While videos objectifying women’s bodies and music with overtly sexist lyrics became staples for many of the emerging male hip-hop artists of the late 1980s and early 1990s, Salt-N-Pepa continued to positively affect culture through their sound and style. With the group’s uniquely iconic fashions and Sandra’s and Cheryl’s profoundly empowering rhymes, they have demonstrated to women in the music industry that we can stay true to our values as we accelerate our own vision for success. Their look is so vital to music history that these socially conscious and fashion-forward women were featured in an editorial for Vogue magazine in 2016, thirty years after the release of their debut album. The “Push It” jacket holds such a heralded space in our collective cultural consciousness, that one is ensconced in a glass case at the Rock & Roll Hall of Fame. I had the opportunity to see it last summer, while I was there to speak on a music industry panel about our organization’s work to push for the safety and equity of women in music.
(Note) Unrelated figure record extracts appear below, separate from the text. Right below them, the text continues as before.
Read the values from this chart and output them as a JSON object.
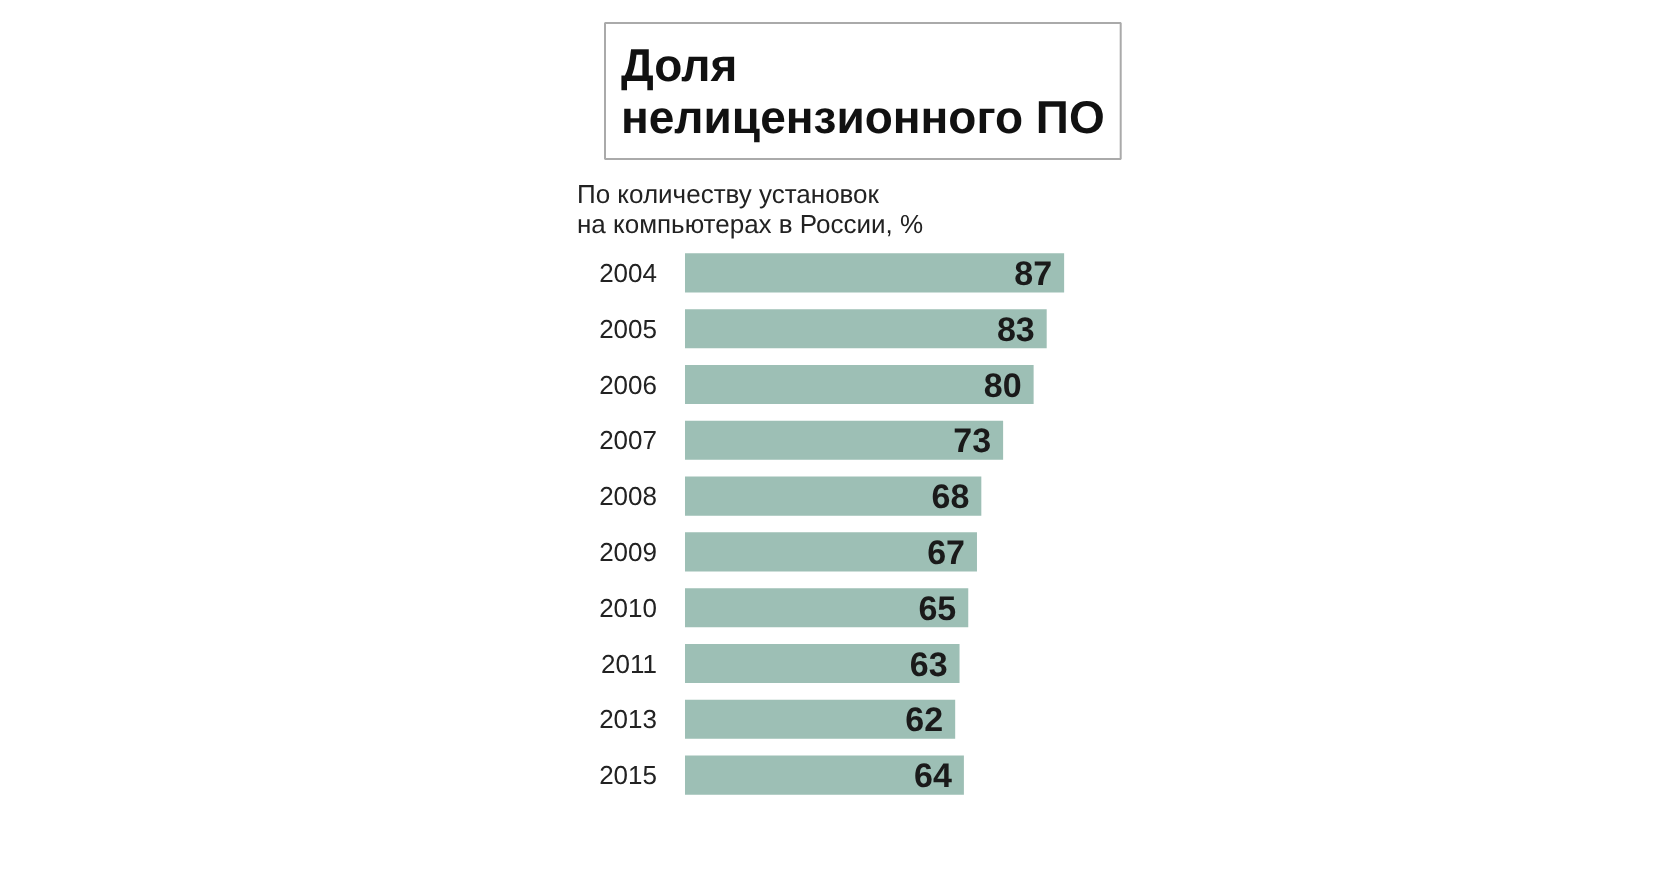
{
  "chart_data": {
    "type": "bar",
    "orientation": "horizontal",
    "title": "Доля нелицензионного ПО",
    "subtitle": "По количеству установок на компьютерах в России, %",
    "categories": [
      "2004",
      "2005",
      "2006",
      "2007",
      "2008",
      "2009",
      "2010",
      "2011",
      "2013",
      "2015"
    ],
    "values": [
      87,
      83,
      80,
      73,
      68,
      67,
      65,
      63,
      62,
      64
    ],
    "color": "#9dbfb5",
    "data_labels": true,
    "tick_labels": "y"
  }
}
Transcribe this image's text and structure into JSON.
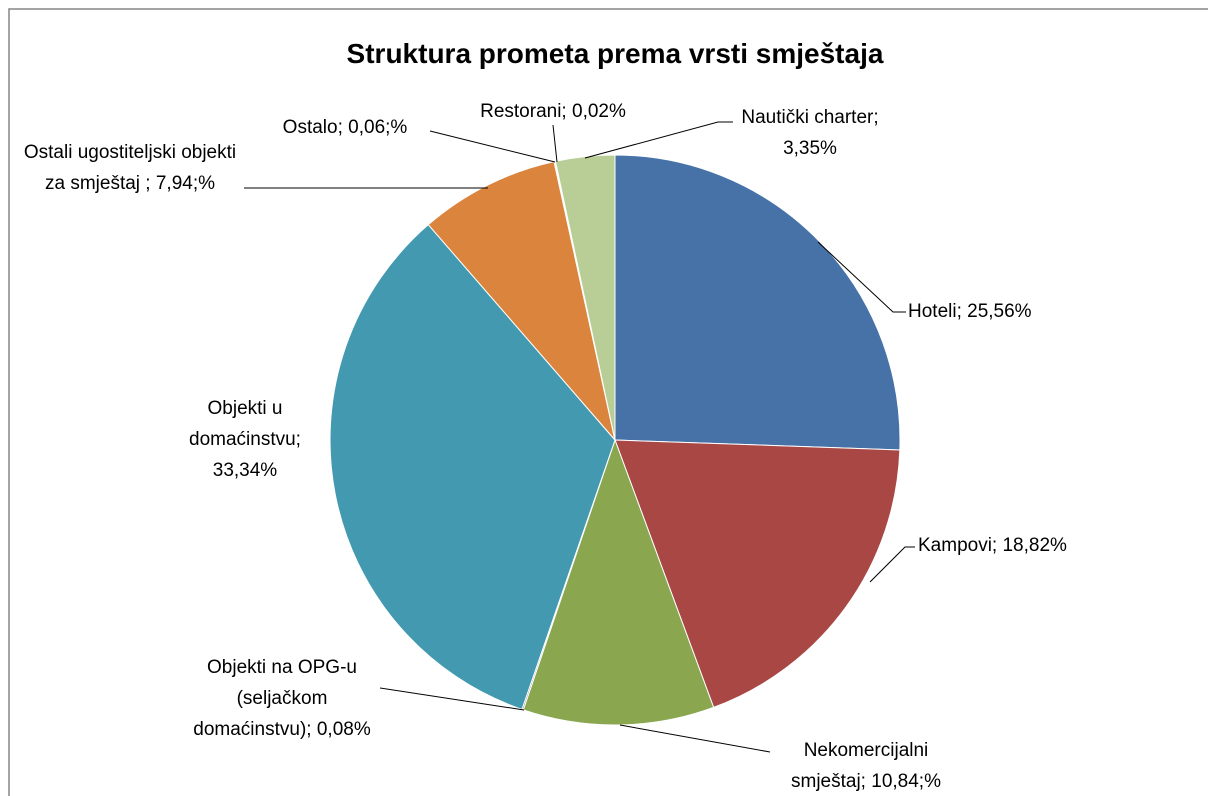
{
  "chart_data": {
    "type": "pie",
    "title": "Struktura prometa prema vrsti smještaja",
    "categories": [
      "Hoteli;",
      "Kampovi;",
      "Nekomercijalni smještaj;",
      "Objekti na OPG-u (seljačkom domaćinstvu);",
      "Objekti u domaćinstvu;",
      "Ostali ugostiteljski objekti za smještaj ;",
      "Ostalo;",
      "Restorani;",
      "Nautički charter;"
    ],
    "values": [
      25.56,
      18.82,
      10.84,
      0.08,
      33.34,
      7.94,
      0.06,
      0.02,
      3.35
    ],
    "value_labels": [
      "25,56%",
      "18,82%",
      "10,84;%",
      "0,08%",
      "33,34%",
      "7,94;%",
      "0,06;%",
      "0,02%",
      "3,35%"
    ],
    "colors": [
      "#4672a8",
      "#a94745",
      "#8aa64f",
      "#71588f",
      "#4299b0",
      "#db843d",
      "#93a9cf",
      "#d19392",
      "#b9cd96"
    ]
  }
}
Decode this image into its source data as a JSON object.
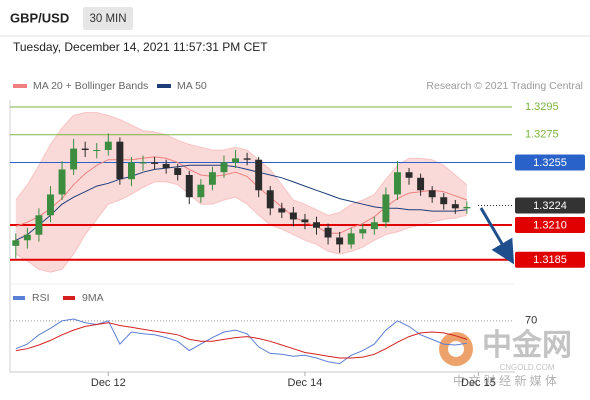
{
  "header": {
    "symbol": "GBP/USD",
    "interval": "30 MIN",
    "timestamp": "Tuesday, December 14, 2021 11:57:31 PM CET"
  },
  "watermark": {
    "name": "中金网",
    "site": "CNGOLD.COM",
    "tagline": "中 文 财 经 新 媒 体"
  },
  "chart_data": [
    {
      "type": "candlestick",
      "credit": "Research © 2021 Trading Central",
      "open": [
        1.3195,
        1.3199,
        1.3203,
        1.3217,
        1.3232,
        1.325,
        1.3265,
        1.3264,
        1.3264,
        1.327,
        1.3243,
        1.3255,
        1.3255,
        1.3254,
        1.3251,
        1.3246,
        1.323,
        1.3239,
        1.3248,
        1.3255,
        1.3258,
        1.3257,
        1.3235,
        1.3222,
        1.3219,
        1.3214,
        1.3212,
        1.3208,
        1.3201,
        1.3196,
        1.3204,
        1.3207,
        1.3212,
        1.3232,
        1.3248,
        1.3244,
        1.3235,
        1.323,
        1.3225,
        1.3222
      ],
      "high": [
        1.3204,
        1.3208,
        1.3222,
        1.3238,
        1.3256,
        1.3272,
        1.327,
        1.3269,
        1.3276,
        1.3273,
        1.3259,
        1.326,
        1.3259,
        1.3257,
        1.3254,
        1.3249,
        1.3243,
        1.3252,
        1.326,
        1.3264,
        1.3262,
        1.3259,
        1.3238,
        1.3226,
        1.3223,
        1.3218,
        1.3216,
        1.3211,
        1.3205,
        1.3208,
        1.3211,
        1.3216,
        1.3237,
        1.3256,
        1.3251,
        1.3247,
        1.3238,
        1.3233,
        1.3228,
        1.3227
      ],
      "low": [
        1.3186,
        1.3193,
        1.3198,
        1.3212,
        1.3228,
        1.3246,
        1.3259,
        1.3258,
        1.326,
        1.3239,
        1.3238,
        1.3249,
        1.325,
        1.3247,
        1.3242,
        1.3225,
        1.3226,
        1.3235,
        1.3244,
        1.3251,
        1.3253,
        1.323,
        1.3217,
        1.3215,
        1.3209,
        1.3207,
        1.3203,
        1.3196,
        1.319,
        1.3193,
        1.32,
        1.3203,
        1.3208,
        1.3228,
        1.3239,
        1.3231,
        1.3226,
        1.3221,
        1.3218,
        1.3218
      ],
      "close": [
        1.3199,
        1.3203,
        1.3217,
        1.3232,
        1.325,
        1.3265,
        1.3264,
        1.3264,
        1.327,
        1.3243,
        1.3255,
        1.3255,
        1.3254,
        1.3251,
        1.3246,
        1.323,
        1.3239,
        1.3248,
        1.3255,
        1.3258,
        1.3257,
        1.3235,
        1.3222,
        1.3219,
        1.3214,
        1.3212,
        1.3208,
        1.3201,
        1.3196,
        1.3204,
        1.3207,
        1.3212,
        1.3232,
        1.3248,
        1.3244,
        1.3235,
        1.323,
        1.3225,
        1.3222,
        1.3223
      ],
      "up_color": "#3c8d40",
      "down_color": "#2b2b2b",
      "series": [
        {
          "name": "MA 20 + Bollinger Bands",
          "color": "#f08080",
          "values": [
            1.3209,
            1.3212,
            1.3216,
            1.3222,
            1.3229,
            1.3239,
            1.3247,
            1.3253,
            1.3257,
            1.3257,
            1.3257,
            1.3258,
            1.3259,
            1.3258,
            1.3255,
            1.325,
            1.3246,
            1.3245,
            1.3246,
            1.3248,
            1.3245,
            1.3237,
            1.323,
            1.3223,
            1.3216,
            1.3212,
            1.3209,
            1.3204,
            1.3204,
            1.3208,
            1.3211,
            1.3216,
            1.3223,
            1.3229,
            1.3233,
            1.3234,
            1.3235,
            1.3234,
            1.3231,
            1.3228
          ],
          "upper": [
            1.3228,
            1.3239,
            1.3253,
            1.3268,
            1.328,
            1.3289,
            1.3291,
            1.3291,
            1.3289,
            1.3286,
            1.3282,
            1.3278,
            1.3277,
            1.3275,
            1.3271,
            1.3268,
            1.3266,
            1.3264,
            1.3264,
            1.3266,
            1.3264,
            1.3257,
            1.325,
            1.3239,
            1.3228,
            1.3225,
            1.3221,
            1.3217,
            1.3219,
            1.3225,
            1.3228,
            1.3232,
            1.3243,
            1.3253,
            1.3258,
            1.3258,
            1.3257,
            1.3253,
            1.3246,
            1.3239
          ],
          "lower": [
            1.3189,
            1.3184,
            1.3178,
            1.3176,
            1.3178,
            1.3189,
            1.3203,
            1.3214,
            1.3225,
            1.3228,
            1.3232,
            1.3237,
            1.3241,
            1.3241,
            1.3239,
            1.3232,
            1.3225,
            1.3225,
            1.3228,
            1.323,
            1.3225,
            1.3217,
            1.321,
            1.3207,
            1.3203,
            1.3199,
            1.3196,
            1.3191,
            1.3189,
            1.3191,
            1.3194,
            1.3199,
            1.3203,
            1.3205,
            1.3208,
            1.321,
            1.3212,
            1.3214,
            1.3215,
            1.3217
          ]
        },
        {
          "name": "MA 50",
          "color": "#1f3d7a",
          "values": [
            1.3199,
            1.3203,
            1.321,
            1.3217,
            1.3225,
            1.323,
            1.3234,
            1.3238,
            1.324,
            1.3243,
            1.3245,
            1.3248,
            1.325,
            1.3251,
            1.3252,
            1.3253,
            1.3253,
            1.3253,
            1.3253,
            1.3252,
            1.325,
            1.3248,
            1.3246,
            1.3244,
            1.3241,
            1.3238,
            1.3235,
            1.3232,
            1.3229,
            1.3227,
            1.3225,
            1.3223,
            1.3222,
            1.3222,
            1.3221,
            1.3221,
            1.322,
            1.322,
            1.322,
            1.3221
          ]
        }
      ],
      "levels": [
        {
          "value": 1.3295,
          "label": "1.3295",
          "color": "#7cb342",
          "line": "solid",
          "box": false
        },
        {
          "value": 1.3275,
          "label": "1.3275",
          "color": "#7cb342",
          "line": "solid",
          "box": false
        },
        {
          "value": 1.3255,
          "label": "1.3255",
          "color": "#2962c9",
          "line": "solid",
          "box": true
        },
        {
          "value": 1.3224,
          "label": "1.3224",
          "color": "#333333",
          "line": "dotted",
          "box": true
        },
        {
          "value": 1.321,
          "label": "1.3210",
          "color": "#e00000",
          "line": "bold",
          "box": true
        },
        {
          "value": 1.3185,
          "label": "1.3185",
          "color": "#e00000",
          "line": "bold",
          "box": true
        }
      ],
      "ylim": [
        1.3174,
        1.33
      ],
      "xlim": [
        -0.5,
        41
      ],
      "xticks": [
        {
          "value": 8,
          "label": "Dec 12"
        },
        {
          "value": 25,
          "label": "Dec 14"
        },
        {
          "value": 40,
          "label": "Dec 15"
        }
      ],
      "grid": false
    },
    {
      "type": "line",
      "series": [
        {
          "name": "RSI",
          "color": "#5b7fd4",
          "values": [
            40,
            45,
            55,
            62,
            70,
            72,
            68,
            66,
            70,
            45,
            58,
            56,
            55,
            52,
            48,
            38,
            45,
            52,
            58,
            60,
            56,
            42,
            35,
            34,
            32,
            33,
            30,
            26,
            24,
            33,
            38,
            45,
            60,
            70,
            64,
            55,
            50,
            45,
            44,
            46
          ]
        },
        {
          "name": "9MA",
          "color": "#d62020",
          "values": [
            38,
            40,
            44,
            49,
            55,
            60,
            64,
            66,
            68,
            65,
            63,
            61,
            59,
            57,
            55,
            50,
            48,
            48,
            50,
            52,
            53,
            51,
            48,
            44,
            40,
            36,
            34,
            32,
            30,
            30,
            31,
            34,
            40,
            47,
            53,
            57,
            58,
            57,
            54,
            50
          ]
        }
      ],
      "ylim": [
        15,
        87
      ],
      "yticks": [
        70
      ],
      "grid": true
    }
  ]
}
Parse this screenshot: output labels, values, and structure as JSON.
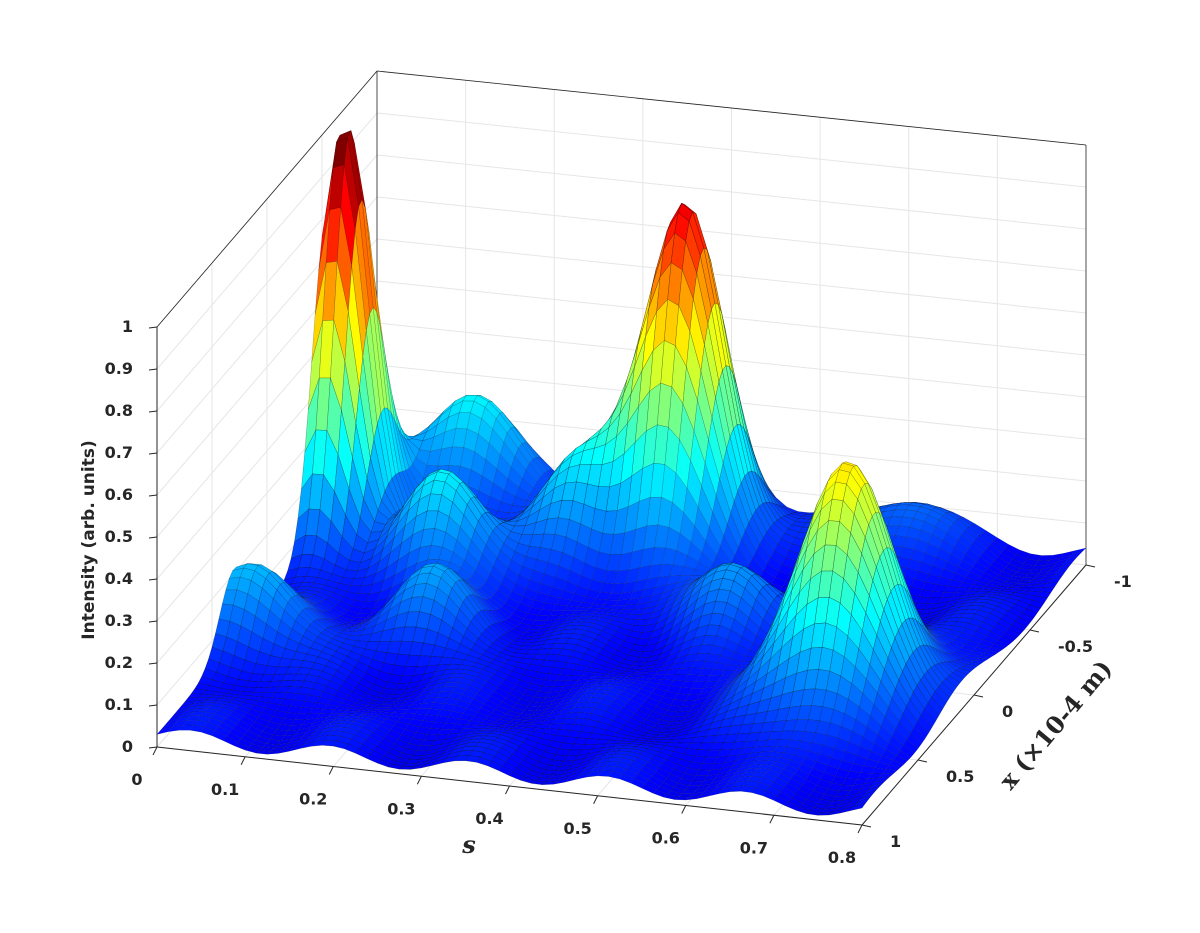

As a young woman coming into adulthood in the late 20th century at the same time as these trailblazers, I found them to be immensely inspiring and courageous. Based on my own history of verbal and physical sexual abuse while working in the entertainment industry during the late 1980s and early 1990s, I can surmise that these women may have been subjected to similar experiences. Their perseverance in an industry rife with misogyny and racism, and in a genre that was at that time, and still remains today, to be exceptionally male-dominated is monumental. As a 17-year-old girl in 1986, witnessing a 17-year-old female dj was a life-changing moment in music history. Before Deidra “Spinderella” Roper, I had never seen a woman behind the turntables, a role I had craved but believed to be exclusively for men. “Push It” became a favorite ultra groove when I became a club dj in 1994. Although Spinderella no longer spins the wax for these two magnificent MCs, I must give props for the infectious grooves she created that can still move multiple generations to the dance floor nearly forty years after she crafted those beats. For many, push it may bring to mind a physical manifestation of the phrase. For me, it has always been an ideology, an expression of the remarkable strength of Salt-N-Pepa and their ceaseless energy to push aside the barriers that surround women in our industry.